A few years ago I stopped being a car owner for the first time in twenty five years or so. I walk, I cycle, I use public transit and, for the rare occasions I need one, I’m a member of a carshare service. I figured out the other day that I can probably walk to 90% of the opera performances in Toronto without undue difficulty. If I don’t want to walk my main opera destination has a subway station under the building (and as a result has some ingenious engineering to isolate it acoustically from the subway line and the street outside which is the main route to three teaching hospital ERs and sometimes seems like siren central). It wasn’t much different when I lived in London; Covent Garden and the Coliseum are a hop, skip and a jump from the Tube. Likewise, as I recall, the opera houses in New York, Chicago, San Francisco and Seattle are all easily transit accessible and doesn’t Paris have a Metro station called Opéra? So, I was taken aback when I checked out the Michigan Opera Theater schedule to find directions from umpteen freeways but no mention of how the carless might access their house. I shouldn’t have been surprised. I’ve worked often enough in Detroit and the associated sprawl to know what it’s like but it does seem an odd set of priorities for a city; an opera house but no transit.

Paris does have a metro station called Opéra, but that’s for the Palais-Garnier – those actually wanting to SEE opera would be better off taking the metro to Bastille 😉
Detroit being the epicenter of the US auto industry, when it comes to mass transit they probably don’t encourage that sort of behavior.

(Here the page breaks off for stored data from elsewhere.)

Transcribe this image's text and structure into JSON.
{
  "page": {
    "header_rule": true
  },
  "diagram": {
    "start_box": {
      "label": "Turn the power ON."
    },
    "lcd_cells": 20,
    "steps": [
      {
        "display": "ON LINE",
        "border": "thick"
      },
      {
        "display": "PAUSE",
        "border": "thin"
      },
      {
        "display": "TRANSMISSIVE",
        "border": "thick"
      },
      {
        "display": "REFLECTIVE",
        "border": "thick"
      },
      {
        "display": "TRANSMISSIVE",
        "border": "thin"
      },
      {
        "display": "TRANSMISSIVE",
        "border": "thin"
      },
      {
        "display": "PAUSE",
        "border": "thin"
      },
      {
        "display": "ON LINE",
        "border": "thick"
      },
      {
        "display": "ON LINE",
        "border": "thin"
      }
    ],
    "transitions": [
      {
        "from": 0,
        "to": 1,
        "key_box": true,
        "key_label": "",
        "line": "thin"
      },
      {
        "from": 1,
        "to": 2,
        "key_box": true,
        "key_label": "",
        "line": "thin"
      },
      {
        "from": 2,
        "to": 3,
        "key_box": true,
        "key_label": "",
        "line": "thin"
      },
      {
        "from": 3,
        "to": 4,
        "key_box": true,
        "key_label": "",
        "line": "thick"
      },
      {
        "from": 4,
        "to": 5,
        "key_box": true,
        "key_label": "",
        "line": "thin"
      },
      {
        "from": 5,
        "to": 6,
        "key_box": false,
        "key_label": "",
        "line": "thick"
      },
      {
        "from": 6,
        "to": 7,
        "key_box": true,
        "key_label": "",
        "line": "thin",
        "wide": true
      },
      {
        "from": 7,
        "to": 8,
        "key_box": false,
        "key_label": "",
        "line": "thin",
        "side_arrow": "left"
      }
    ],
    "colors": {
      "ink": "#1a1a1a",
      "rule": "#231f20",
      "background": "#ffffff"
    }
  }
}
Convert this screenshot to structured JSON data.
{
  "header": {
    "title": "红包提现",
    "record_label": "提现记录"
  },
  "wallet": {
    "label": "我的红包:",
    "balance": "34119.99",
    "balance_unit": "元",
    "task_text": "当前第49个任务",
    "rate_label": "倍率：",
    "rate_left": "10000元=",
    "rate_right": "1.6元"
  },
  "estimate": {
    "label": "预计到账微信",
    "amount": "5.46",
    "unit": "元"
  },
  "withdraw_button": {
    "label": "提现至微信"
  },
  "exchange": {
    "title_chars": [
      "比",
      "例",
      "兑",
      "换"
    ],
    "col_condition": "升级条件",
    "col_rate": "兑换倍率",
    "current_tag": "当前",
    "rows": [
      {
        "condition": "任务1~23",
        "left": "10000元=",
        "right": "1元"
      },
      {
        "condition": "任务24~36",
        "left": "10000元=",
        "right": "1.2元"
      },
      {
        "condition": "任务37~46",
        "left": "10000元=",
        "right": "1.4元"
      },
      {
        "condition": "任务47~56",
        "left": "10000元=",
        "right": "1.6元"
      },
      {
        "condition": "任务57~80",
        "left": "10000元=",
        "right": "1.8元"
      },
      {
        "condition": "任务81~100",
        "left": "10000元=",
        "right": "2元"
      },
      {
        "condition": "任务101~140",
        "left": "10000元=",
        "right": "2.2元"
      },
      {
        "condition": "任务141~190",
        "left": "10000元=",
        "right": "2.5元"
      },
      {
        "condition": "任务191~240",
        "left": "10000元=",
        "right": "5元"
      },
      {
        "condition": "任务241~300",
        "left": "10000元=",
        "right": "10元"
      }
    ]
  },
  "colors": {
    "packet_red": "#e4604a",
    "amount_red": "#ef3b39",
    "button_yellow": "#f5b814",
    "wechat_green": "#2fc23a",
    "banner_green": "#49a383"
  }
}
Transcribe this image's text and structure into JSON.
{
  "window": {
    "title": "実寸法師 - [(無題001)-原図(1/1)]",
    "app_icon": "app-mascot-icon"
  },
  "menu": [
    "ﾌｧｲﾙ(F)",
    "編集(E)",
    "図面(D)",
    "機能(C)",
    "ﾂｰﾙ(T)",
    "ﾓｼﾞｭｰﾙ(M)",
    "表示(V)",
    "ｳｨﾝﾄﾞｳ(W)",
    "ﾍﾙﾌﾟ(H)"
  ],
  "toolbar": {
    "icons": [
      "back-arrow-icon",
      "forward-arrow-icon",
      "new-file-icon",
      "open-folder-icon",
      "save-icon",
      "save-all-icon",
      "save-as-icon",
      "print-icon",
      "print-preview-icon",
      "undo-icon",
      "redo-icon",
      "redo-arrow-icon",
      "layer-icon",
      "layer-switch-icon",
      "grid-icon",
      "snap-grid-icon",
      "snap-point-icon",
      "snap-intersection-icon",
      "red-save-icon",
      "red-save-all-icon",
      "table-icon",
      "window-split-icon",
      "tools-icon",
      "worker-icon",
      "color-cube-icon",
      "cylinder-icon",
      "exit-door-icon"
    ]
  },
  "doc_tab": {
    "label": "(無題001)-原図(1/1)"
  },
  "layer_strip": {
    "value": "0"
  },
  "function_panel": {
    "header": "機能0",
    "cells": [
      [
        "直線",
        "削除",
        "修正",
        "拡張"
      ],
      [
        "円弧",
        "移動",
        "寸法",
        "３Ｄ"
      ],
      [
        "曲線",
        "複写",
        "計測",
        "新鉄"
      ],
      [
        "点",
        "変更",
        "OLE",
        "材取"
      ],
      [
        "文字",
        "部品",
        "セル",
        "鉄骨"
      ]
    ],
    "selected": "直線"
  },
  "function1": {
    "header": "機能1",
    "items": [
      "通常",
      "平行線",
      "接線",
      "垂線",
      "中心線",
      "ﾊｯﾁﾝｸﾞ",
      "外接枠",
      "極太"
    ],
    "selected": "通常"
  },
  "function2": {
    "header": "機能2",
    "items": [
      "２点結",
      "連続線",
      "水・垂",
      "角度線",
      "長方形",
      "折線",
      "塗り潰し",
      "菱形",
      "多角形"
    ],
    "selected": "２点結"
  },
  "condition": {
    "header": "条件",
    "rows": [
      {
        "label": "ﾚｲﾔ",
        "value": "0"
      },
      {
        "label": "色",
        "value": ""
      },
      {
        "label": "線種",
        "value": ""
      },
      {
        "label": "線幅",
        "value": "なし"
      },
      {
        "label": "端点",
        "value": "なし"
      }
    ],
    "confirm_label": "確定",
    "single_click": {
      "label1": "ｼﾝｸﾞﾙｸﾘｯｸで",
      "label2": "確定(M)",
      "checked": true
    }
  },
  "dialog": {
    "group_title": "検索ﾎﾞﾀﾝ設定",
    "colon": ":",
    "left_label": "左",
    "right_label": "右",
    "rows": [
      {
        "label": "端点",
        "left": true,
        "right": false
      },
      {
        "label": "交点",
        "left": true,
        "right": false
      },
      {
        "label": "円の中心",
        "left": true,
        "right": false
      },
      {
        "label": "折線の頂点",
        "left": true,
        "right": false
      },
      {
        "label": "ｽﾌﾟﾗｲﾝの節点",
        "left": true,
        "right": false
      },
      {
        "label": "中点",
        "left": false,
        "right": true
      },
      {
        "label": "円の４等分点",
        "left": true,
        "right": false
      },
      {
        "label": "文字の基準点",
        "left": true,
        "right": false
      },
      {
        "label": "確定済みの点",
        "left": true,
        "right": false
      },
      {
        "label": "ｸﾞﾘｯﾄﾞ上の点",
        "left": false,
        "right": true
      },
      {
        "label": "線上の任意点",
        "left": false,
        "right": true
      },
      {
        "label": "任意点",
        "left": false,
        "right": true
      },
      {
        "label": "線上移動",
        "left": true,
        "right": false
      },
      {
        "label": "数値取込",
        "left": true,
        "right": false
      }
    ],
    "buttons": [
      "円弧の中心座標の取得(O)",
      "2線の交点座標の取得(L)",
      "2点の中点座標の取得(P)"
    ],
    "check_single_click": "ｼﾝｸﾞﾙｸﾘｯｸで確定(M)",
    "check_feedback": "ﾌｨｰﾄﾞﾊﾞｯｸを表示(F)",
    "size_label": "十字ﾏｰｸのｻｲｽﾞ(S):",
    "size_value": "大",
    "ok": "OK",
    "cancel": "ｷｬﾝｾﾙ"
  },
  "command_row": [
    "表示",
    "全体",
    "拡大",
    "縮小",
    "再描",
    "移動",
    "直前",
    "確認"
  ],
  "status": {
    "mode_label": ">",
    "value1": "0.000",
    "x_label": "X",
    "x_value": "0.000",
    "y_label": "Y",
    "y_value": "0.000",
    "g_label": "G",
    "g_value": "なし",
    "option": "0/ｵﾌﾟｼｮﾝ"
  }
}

Except it isn’t really. There isn’t much automotive related activity in Detroit per se. It’s all in the exurbs. Ford is in Dearborne. VW is in Birmingham (AFAIR). There’s a whole bunch of stuff around Detroit but apart from some GM HQ activity next to nothing in Detroit proper. Mind you, I don’t suppose more than 1% of Michigan Opera Theater’s audience actually live in Detroit either.
Yes, but when you consider who was calling the urban planning tune back in the infrastructural day?
This is a really dumb decision on the city’s part – particularly if urban revitalization is their goal.
I think Detroit gave up on revitalization decades ago. It’s sole remaining purpose as a city is to channel federal and state money into the pockets of local politicians.